I've been working on transcribing Katharine Jefferts Schori's interview on Oregon Public Broadcasting. Here's an interesting piece...
Christy George: It's quite interesting, I heard Bill Bennett, the conservative culture czar--who you may have seen roaming around the casinos of Las Vegas recently, who knows! (Laughter) He said on television not long ago that he realizes, he acknowledges that the fight over gay marriage is over, effectively in America. It's just a matter of time before--he doesn't agree with that, but he says "We, meaning the conservatives, have lost the battle."
Katharine Jefferts Schori: Well, you know the reality of our understanding of marriage has changed enormously over the centuries. In the middle ages, even in church circles, it was understood as a property contract. You know, in an era when women were seen as property and they were handed from father to groom. That's where the "giving this woman" comes from in the marriage ceremony, when it's used.
We live in a culture and a time where we understand that human beings give themselves freely to another, and that parents don't do that giving.
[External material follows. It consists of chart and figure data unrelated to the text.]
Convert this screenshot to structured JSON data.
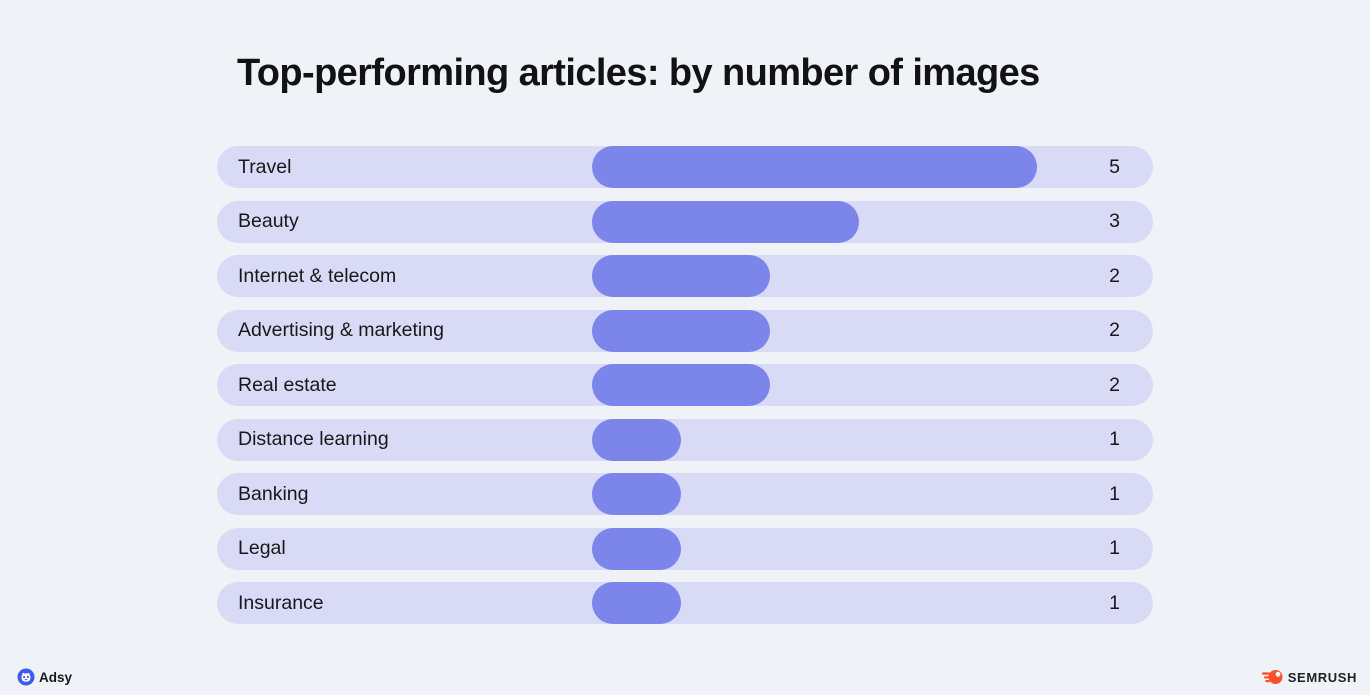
{
  "title": "Top-performing articles: by number of images",
  "chart_data": {
    "type": "bar",
    "orientation": "horizontal",
    "title": "Top-performing articles: by number of images",
    "categories": [
      "Travel",
      "Beauty",
      "Internet & telecom",
      "Advertising & marketing",
      "Real estate",
      "Distance learning",
      "Banking",
      "Legal",
      "Insurance"
    ],
    "values": [
      5,
      3,
      2,
      2,
      2,
      1,
      1,
      1,
      1
    ],
    "xlim": [
      0,
      5
    ],
    "value_labels": [
      "5",
      "3",
      "2",
      "2",
      "2",
      "1",
      "1",
      "1",
      "1"
    ],
    "grid": false,
    "legend": false
  },
  "footer": {
    "left_brand": "Adsy",
    "right_brand": "SEMRUSH"
  },
  "colors": {
    "background": "#eff3f8",
    "row_background": "#d9daf6",
    "bar_fill": "#7c85e9",
    "title_text": "#121214",
    "label_text": "#17181a",
    "adsy_blue": "#3e5bf0",
    "semrush_orange": "#ff4f2c"
  }
}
We understand that people are free to enter into an agreement to live together in a way that, in the church, is an expression of the holy. And for the state to meddle in that seems inappropriate. There's a significant move in the church right now to take clergy out of the role of signing the marriage certificate on behalf of the state. And I think we might be healthier if we went that route.
Christy George: To really separate civil and religious marriage.
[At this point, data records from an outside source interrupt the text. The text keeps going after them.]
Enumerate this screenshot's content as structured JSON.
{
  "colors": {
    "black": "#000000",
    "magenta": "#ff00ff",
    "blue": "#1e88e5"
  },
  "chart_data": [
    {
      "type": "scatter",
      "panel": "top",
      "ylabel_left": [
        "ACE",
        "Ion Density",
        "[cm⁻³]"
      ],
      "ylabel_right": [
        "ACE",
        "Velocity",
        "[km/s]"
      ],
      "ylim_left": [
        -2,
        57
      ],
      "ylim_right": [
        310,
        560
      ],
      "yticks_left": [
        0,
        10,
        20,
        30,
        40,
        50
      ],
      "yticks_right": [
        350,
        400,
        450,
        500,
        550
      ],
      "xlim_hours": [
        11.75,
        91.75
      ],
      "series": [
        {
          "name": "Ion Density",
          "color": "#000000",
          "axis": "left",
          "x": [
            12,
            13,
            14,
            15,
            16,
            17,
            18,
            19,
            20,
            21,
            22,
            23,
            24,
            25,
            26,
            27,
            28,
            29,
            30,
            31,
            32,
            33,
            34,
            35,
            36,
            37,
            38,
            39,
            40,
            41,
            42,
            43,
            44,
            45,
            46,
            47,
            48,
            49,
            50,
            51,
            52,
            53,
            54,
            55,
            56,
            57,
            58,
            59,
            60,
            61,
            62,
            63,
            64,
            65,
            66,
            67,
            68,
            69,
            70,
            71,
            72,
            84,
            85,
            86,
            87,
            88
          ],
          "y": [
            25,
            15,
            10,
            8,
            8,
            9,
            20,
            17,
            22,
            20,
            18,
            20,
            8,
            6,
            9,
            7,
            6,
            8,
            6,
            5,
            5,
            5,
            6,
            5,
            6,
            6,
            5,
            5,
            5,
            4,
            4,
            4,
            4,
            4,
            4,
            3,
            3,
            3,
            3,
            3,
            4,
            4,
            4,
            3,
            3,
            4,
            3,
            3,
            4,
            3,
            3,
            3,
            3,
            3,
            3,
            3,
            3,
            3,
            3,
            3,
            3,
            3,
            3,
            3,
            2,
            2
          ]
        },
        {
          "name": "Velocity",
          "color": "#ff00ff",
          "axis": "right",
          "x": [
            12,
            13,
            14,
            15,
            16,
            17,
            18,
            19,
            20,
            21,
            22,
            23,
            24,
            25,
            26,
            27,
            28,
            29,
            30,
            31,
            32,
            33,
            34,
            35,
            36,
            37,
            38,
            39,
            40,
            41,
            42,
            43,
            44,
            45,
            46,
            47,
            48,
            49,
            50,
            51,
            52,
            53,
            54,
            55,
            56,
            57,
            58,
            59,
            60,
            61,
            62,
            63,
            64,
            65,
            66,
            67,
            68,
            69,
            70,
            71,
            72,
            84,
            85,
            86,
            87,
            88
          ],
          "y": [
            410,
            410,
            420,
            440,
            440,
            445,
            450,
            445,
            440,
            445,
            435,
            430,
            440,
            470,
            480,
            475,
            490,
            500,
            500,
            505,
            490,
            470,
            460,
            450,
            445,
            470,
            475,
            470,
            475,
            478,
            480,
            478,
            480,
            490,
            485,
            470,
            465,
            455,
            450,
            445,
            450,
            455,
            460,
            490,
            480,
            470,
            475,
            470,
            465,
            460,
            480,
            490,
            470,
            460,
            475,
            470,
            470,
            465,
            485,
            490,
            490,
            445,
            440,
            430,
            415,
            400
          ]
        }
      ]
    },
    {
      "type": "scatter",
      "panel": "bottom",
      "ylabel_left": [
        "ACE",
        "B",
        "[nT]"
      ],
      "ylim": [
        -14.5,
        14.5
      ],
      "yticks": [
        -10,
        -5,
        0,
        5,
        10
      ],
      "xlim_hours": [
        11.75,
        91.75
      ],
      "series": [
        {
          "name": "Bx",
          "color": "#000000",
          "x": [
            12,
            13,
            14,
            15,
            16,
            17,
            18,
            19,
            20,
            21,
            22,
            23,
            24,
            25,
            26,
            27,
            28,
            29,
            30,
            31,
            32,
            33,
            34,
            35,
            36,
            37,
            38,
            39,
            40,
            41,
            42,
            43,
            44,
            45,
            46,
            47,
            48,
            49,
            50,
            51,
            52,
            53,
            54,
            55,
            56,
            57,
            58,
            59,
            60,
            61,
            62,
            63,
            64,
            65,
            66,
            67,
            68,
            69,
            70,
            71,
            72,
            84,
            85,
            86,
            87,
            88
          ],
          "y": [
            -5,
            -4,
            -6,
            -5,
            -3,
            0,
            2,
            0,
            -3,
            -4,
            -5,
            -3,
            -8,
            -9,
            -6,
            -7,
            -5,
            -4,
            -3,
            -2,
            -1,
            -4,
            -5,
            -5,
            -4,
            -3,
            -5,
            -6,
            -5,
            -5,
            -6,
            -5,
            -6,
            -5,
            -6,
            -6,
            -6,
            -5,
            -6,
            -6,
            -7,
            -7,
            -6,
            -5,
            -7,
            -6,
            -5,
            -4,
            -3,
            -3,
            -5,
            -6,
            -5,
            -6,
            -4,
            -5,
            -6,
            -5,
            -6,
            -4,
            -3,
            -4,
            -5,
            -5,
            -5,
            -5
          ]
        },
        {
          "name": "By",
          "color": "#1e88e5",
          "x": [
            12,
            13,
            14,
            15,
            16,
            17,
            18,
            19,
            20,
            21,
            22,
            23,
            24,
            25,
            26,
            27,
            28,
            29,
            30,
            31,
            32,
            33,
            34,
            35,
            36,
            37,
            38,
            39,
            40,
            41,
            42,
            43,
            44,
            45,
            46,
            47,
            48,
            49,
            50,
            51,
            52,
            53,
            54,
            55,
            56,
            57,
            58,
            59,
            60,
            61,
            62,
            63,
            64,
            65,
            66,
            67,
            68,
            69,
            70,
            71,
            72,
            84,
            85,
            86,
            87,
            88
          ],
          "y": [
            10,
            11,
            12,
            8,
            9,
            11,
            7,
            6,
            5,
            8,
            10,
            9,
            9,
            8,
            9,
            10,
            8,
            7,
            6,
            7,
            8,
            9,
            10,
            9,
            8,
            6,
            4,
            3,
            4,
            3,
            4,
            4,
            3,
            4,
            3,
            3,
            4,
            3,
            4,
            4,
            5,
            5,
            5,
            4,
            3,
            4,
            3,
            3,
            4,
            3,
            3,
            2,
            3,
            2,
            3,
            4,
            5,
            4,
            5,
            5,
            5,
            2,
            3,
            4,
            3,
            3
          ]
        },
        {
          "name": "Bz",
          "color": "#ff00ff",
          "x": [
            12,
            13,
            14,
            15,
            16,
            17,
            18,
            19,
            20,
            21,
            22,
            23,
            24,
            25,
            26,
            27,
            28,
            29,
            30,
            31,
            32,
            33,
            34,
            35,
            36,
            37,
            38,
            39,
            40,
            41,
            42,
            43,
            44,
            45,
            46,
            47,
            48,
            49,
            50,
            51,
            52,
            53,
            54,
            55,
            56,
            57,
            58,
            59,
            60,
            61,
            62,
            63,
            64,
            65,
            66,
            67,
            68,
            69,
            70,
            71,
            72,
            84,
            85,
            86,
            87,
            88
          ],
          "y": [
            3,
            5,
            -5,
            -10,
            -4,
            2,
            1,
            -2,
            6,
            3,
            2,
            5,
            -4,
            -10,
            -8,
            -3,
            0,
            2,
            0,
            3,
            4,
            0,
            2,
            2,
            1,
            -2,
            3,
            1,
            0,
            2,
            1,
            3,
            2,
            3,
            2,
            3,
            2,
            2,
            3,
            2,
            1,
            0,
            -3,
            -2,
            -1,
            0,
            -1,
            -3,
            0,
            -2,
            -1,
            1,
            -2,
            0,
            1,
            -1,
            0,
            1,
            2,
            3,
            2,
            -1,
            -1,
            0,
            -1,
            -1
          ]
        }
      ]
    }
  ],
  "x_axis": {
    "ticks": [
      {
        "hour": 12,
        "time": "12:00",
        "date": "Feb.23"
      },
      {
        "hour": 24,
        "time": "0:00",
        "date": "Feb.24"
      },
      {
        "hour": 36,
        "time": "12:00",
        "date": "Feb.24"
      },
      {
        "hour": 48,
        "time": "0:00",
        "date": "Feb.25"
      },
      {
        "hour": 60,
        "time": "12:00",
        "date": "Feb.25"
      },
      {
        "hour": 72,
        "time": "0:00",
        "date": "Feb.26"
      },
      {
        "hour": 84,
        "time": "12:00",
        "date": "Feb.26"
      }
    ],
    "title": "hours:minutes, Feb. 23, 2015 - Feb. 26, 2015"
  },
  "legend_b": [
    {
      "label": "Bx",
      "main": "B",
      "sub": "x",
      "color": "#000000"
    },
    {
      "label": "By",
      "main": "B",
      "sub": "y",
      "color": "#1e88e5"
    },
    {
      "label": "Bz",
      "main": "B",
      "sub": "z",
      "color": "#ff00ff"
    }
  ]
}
Katharine Jefferts Schori: Correct--as happens in many other regions of the world.
More here
http://realreligiousleft.blogspot.comSo, what is the difference between "civil" and "religious" marriage? And, in the mind of the average American, do you think there *is* a difference?
Sorry, kind of a rhetorical question there, huh? I don't think the average American thinks about these definitions much, and I don't think they "get" how much we deny people when we deny access to marriage. But how do we *get* them to get it?